Each batch gets aged in a new American Oak barrels with a number-three char on the staves and a medium wine toast on the head and bottom (something not typical of American whiskey). Rather than using standard whiskey barrels, the brothers selected vessels from a company that specialized in wine barrels. Weaver says the standard for wine barrels are more stringent, and each barrel gets air seasoned for three years before the whiskey goes in.
The Block's grains also have an interesting origin. Weaver says that he initially used grains that were all grown in Colorado and milled in-house. While the latter remains true, 70 percent of the grains are now grown just for the distillery on a plot of land in Missouri owned by one of the Block's investors.

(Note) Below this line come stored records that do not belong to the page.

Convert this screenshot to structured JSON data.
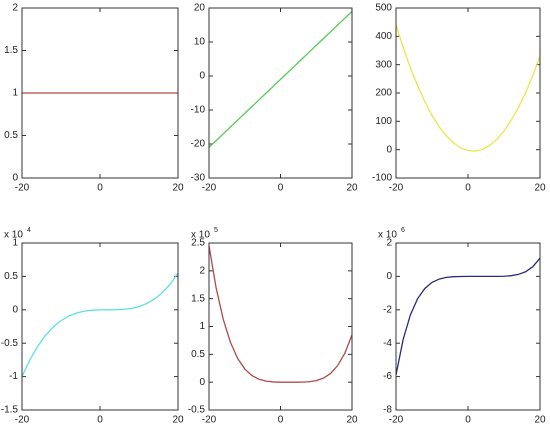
{
  "chart_data": [
    {
      "type": "line",
      "x": [
        -20,
        -18,
        -16,
        -14,
        -12,
        -10,
        -8,
        -6,
        -4,
        -2,
        0,
        2,
        4,
        6,
        8,
        10,
        12,
        14,
        16,
        18,
        20
      ],
      "series": [
        {
          "color": "#b5494b",
          "values": [
            1,
            1,
            1,
            1,
            1,
            1,
            1,
            1,
            1,
            1,
            1,
            1,
            1,
            1,
            1,
            1,
            1,
            1,
            1,
            1,
            1
          ]
        }
      ],
      "xlim": [
        -20,
        20
      ],
      "xticks": [
        -20,
        0,
        20
      ],
      "ylim": [
        0,
        2
      ],
      "yticks": [
        0,
        0.5,
        1,
        1.5,
        2
      ]
    },
    {
      "type": "line",
      "x": [
        -20,
        -18,
        -16,
        -14,
        -12,
        -10,
        -8,
        -6,
        -4,
        -2,
        0,
        2,
        4,
        6,
        8,
        10,
        12,
        14,
        16,
        18,
        20
      ],
      "series": [
        {
          "color": "#55cc55",
          "values": [
            -21,
            -19,
            -17,
            -15,
            -13,
            -11,
            -9,
            -7,
            -5,
            -3,
            -1,
            1,
            3,
            5,
            7,
            9,
            11,
            13,
            15,
            17,
            19
          ]
        }
      ],
      "xlim": [
        -20,
        20
      ],
      "xticks": [
        -20,
        0,
        20
      ],
      "ylim": [
        -30,
        20
      ],
      "yticks": [
        -30,
        -20,
        -10,
        0,
        10,
        20
      ]
    },
    {
      "type": "line",
      "x": [
        -20,
        -18,
        -16,
        -14,
        -12,
        -10,
        -8,
        -6,
        -4,
        -2,
        0,
        2,
        4,
        6,
        8,
        10,
        12,
        14,
        16,
        18,
        20
      ],
      "series": [
        {
          "color": "#e8e84a",
          "values": [
            440,
            361,
            289,
            226,
            170,
            121,
            81,
            48,
            24,
            6,
            -3,
            -5,
            1,
            15,
            37,
            66,
            104,
            149,
            201,
            262,
            330
          ]
        }
      ],
      "xlim": [
        -20,
        20
      ],
      "xticks": [
        -20,
        0,
        20
      ],
      "ylim": [
        -100,
        500
      ],
      "yticks": [
        -100,
        0,
        100,
        200,
        300,
        400,
        500
      ]
    },
    {
      "type": "line",
      "x": [
        -20,
        -18,
        -16,
        -14,
        -12,
        -10,
        -8,
        -6,
        -4,
        -2,
        0,
        2,
        4,
        6,
        8,
        10,
        12,
        14,
        16,
        18,
        20
      ],
      "series": [
        {
          "color": "#5fe0e0",
          "values": [
            -1.0,
            -0.751,
            -0.548,
            -0.385,
            -0.258,
            -0.162,
            -0.094,
            -0.048,
            -0.02,
            -0.006,
            -0.001,
            0,
            0.001,
            0.006,
            0.02,
            0.048,
            0.094,
            0.162,
            0.258,
            0.385,
            0.548
          ]
        }
      ],
      "xlim": [
        -20,
        20
      ],
      "xticks": [
        -20,
        0,
        20
      ],
      "ylim": [
        -1.5,
        1
      ],
      "yticks": [
        -1.5,
        -1,
        -0.5,
        0,
        0.5,
        1
      ],
      "multiplier": {
        "base": "x 10",
        "exponent": "4"
      }
    },
    {
      "type": "line",
      "x": [
        -20,
        -18,
        -16,
        -14,
        -12,
        -10,
        -8,
        -6,
        -4,
        -2,
        0,
        2,
        4,
        6,
        8,
        10,
        12,
        14,
        16,
        18,
        20
      ],
      "series": [
        {
          "color": "#b04a4a",
          "values": [
            2.45,
            1.692,
            1.125,
            0.715,
            0.428,
            0.238,
            0.119,
            0.052,
            0.018,
            0.004,
            0,
            0,
            0,
            0.001,
            0.008,
            0.028,
            0.072,
            0.156,
            0.299,
            0.521,
            0.85
          ]
        }
      ],
      "xlim": [
        -20,
        20
      ],
      "xticks": [
        -20,
        0,
        20
      ],
      "ylim": [
        -0.5,
        2.5
      ],
      "yticks": [
        -0.5,
        0,
        0.5,
        1,
        1.5,
        2,
        2.5
      ],
      "multiplier": {
        "base": "x 10",
        "exponent": "5"
      }
    },
    {
      "type": "line",
      "x": [
        -20,
        -18,
        -16,
        -14,
        -12,
        -10,
        -8,
        -6,
        -4,
        -2,
        0,
        2,
        4,
        6,
        8,
        10,
        12,
        14,
        16,
        18,
        20
      ],
      "series": [
        {
          "color": "#2b2b7a",
          "values": [
            -5.9,
            -3.769,
            -2.303,
            -1.334,
            -0.723,
            -0.359,
            -0.159,
            -0.06,
            -0.018,
            -0.004,
            0,
            0,
            0,
            0,
            0.002,
            0.011,
            0.042,
            0.118,
            0.279,
            0.58,
            1.099
          ]
        }
      ],
      "xlim": [
        -20,
        20
      ],
      "xticks": [
        -20,
        0,
        20
      ],
      "ylim": [
        -8,
        2
      ],
      "yticks": [
        -8,
        -6,
        -4,
        -2,
        0,
        2
      ],
      "multiplier": {
        "base": "x 10",
        "exponent": "6"
      }
    }
  ]
}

"Going to the farm and seeing our rye come up is so exciting, and it's our rye, no one else's," says Weaver, adding that he had a say in the starter seed, the fertilizer and how the grain was grown. "It's a rare opportunity for this size of distillery, and it's something unique that no one can replicate."
As those grains grew, Weaver was also growing the production capacity at the distillery by six times its original output. A few months ago, the brothers leased the space next door and added two stills purchased from a defunct distillery in North Carolina (driving the stills back to Colorado in the midst of the October snowstorm), along with other equipment needed to increase production.
Head to the distillery this Sunday from noon to 10 p.m. to sample the new whiskey, which will be available in the tasting room and for sale in bottles until supplies run out. And if you miss it, Weaver says batch number two is slated for a March 2020 release. And since whiskey has been a regular part of production for the past two years, it will be a staple in the Block Distilling profile after that.